I have not been posting here nearly as much as I mean to, and I need to figure out a way to fix that.

In my defence, the reason is that I have been writing a lot lately, just not here. I have monthly columns at DevOps.com and IT Chronicles, as well as what I publish over at the Moogsoft blog. I aim for weekly blog posts, but that’s already three weekly slots out of four in each month taken up right there - plus I do a ton of other writing (white papers, web site copy, other collateral) that doesn’t get associated so directly with me.

As it happens, though, I am quite proud of my latest three pieces, so I’m going to link them here in case you’re interested. None of these are product pitches, not even the one on the company blog, more reflections on the IT industry and where it is going.

Do We Still Need the Datacenter? - a deliberately provocative title, I grant you, but it was itself provoked by a moment of cognitive dissonance when I was planning for the Gartner Data Center show while talking to IT practitioners who are busily getting rid of their data centers. Gartner themselves have recognised this shift, renaming the event to "IT Infrastructure, Operations Management & Data Center Summit" - a bit of a mouthful, but more descriptive.
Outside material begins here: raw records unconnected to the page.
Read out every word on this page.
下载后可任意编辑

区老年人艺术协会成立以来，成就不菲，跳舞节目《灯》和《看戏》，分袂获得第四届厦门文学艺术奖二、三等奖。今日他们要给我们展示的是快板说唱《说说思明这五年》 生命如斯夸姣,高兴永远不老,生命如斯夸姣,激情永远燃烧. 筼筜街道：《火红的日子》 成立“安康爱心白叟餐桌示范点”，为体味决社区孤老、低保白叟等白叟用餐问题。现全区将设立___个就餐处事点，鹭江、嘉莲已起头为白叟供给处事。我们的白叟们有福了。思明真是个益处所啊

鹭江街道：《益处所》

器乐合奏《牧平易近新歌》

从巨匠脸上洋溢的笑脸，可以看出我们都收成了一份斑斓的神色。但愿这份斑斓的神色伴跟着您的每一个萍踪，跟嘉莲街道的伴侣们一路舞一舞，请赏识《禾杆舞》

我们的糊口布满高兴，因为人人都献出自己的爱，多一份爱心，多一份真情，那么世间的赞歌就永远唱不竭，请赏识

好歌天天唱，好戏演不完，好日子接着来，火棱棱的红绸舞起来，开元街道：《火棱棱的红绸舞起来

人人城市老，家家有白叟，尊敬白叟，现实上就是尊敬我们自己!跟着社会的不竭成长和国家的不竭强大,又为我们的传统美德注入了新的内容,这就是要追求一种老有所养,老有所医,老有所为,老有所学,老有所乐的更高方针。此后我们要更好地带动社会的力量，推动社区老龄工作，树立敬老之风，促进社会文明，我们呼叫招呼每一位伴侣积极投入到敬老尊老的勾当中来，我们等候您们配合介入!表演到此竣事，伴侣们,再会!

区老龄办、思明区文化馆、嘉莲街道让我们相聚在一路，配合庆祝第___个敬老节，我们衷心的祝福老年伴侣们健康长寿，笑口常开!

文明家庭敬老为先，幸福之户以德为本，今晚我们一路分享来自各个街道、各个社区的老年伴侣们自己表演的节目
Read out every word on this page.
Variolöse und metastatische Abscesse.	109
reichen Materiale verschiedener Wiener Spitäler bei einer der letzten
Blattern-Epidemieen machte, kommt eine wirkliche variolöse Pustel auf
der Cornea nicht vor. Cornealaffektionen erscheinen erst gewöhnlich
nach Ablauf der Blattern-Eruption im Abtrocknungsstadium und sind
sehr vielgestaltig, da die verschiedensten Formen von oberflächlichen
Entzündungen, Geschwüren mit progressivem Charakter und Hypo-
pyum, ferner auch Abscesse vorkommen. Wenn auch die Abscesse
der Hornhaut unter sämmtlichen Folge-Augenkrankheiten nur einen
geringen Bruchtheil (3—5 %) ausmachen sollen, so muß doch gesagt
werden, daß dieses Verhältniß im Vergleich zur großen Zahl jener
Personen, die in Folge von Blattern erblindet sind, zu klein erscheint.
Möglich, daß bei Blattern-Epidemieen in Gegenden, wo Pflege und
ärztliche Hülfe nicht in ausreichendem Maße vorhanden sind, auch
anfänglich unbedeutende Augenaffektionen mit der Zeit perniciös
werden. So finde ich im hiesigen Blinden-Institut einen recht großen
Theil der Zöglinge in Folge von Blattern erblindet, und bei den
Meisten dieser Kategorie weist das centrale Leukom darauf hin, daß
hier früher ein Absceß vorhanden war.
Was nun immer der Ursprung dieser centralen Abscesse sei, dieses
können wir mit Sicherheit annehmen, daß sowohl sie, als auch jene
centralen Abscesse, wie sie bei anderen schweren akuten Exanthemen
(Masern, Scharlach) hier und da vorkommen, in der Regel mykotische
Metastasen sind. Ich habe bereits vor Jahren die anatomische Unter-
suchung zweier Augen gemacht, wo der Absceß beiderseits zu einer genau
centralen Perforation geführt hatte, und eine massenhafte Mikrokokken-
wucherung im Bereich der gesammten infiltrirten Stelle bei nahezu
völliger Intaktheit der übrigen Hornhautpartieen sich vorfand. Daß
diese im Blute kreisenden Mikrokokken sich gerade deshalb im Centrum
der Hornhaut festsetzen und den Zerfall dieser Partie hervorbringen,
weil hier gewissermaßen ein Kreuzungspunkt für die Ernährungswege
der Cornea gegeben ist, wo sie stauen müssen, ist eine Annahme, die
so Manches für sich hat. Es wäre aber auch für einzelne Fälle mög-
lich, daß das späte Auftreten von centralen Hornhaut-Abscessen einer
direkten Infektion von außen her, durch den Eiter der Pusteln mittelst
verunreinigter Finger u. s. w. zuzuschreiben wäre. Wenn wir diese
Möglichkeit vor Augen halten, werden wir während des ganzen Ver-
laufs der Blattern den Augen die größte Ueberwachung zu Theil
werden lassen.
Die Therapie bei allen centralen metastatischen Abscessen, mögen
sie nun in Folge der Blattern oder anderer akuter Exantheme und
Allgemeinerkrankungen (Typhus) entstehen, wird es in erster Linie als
Measure What’s Important: DevFinOps - a utopian piece, suggesting that we should embed financial data (cost and value) directly in IT infrastructure, to simplify impact calculation and rationalise decision making. I doubt this will ever come to pass, at least not like this, but it’s interesting to think about.

Is Premature Automation Holding IT Operations Back? - IT at some level is all about automation. The trick is knowing when to automate a task. At what point is premature automation considered not just wasteful, but actively harmful?